The semitendinosus is part of the collective hamstring muscles, along with the biceps femoris (long and short heads) and semimembranosus, which are located at the rear of the thigh. The semitendinosus has a long tendon insertion.
The semitendinosus is recruited during flexion of the knee and also extension of the hip.
As the semitendinosus is responsible for both flexion of the knee, and extension of the hip, the muscle can be recruited by exercises that involve both actions. Exercises such as leg curls will recruit the hamstrings via flexion of the knee. Exercises such as good mornings or SLDL (stiff leg deadlift) will recruit the hamstrings via extension of the hip.
The mindset of some people seems to be that SLDL is the superior choice for stimulation of the hamstrings. The reason behind this is likely as compounds are usually seen as a better alternative to isolation exercises as they recruit more muscles, and therefore more stimulus.

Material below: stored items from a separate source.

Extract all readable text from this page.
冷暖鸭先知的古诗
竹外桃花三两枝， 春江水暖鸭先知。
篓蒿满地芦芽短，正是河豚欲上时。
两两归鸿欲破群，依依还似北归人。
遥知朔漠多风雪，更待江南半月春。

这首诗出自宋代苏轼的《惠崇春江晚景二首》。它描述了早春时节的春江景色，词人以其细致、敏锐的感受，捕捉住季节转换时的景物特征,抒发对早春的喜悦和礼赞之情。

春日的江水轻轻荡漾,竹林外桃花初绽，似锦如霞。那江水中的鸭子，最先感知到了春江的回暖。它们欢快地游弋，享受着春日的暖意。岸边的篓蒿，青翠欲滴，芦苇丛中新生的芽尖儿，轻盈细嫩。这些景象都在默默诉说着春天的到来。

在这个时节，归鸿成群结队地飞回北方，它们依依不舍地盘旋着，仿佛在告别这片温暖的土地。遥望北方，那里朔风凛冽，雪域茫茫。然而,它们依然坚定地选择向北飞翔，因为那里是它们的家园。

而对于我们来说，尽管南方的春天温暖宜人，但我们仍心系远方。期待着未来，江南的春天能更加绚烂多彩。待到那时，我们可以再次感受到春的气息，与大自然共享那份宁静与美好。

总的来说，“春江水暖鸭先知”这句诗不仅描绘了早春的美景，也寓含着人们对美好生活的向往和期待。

SLDL is an effective exercise to stimulate the hamstrings via extension of the hip, however isolation exercises that require flexion of the knee can play an integral role in development of the hamstrings. Exercises that isolate the flexion of the knee can also prove advantageous as an outlet for trainers who have issues with not being able to perform SLDL, such as concerns with a back injury.
The hamstrings have been shown to have an abundance of type ii fibres.
6-12 reps will likely provide optimal time under tension for the semitendinosus muscle, providing
adequate stimulation for sarcoplasmic hypertrophy for its type ii fibre majority make up. Furthermore,
acute response to anabolic hormone concentrations, compared to that of lower rep ranges.
1-5 reps may prove more advantageous if the goal is power and strength. This will ideal for recruitment
of the large motor units and type iiB fibres, and neural adaptations of the nervous system.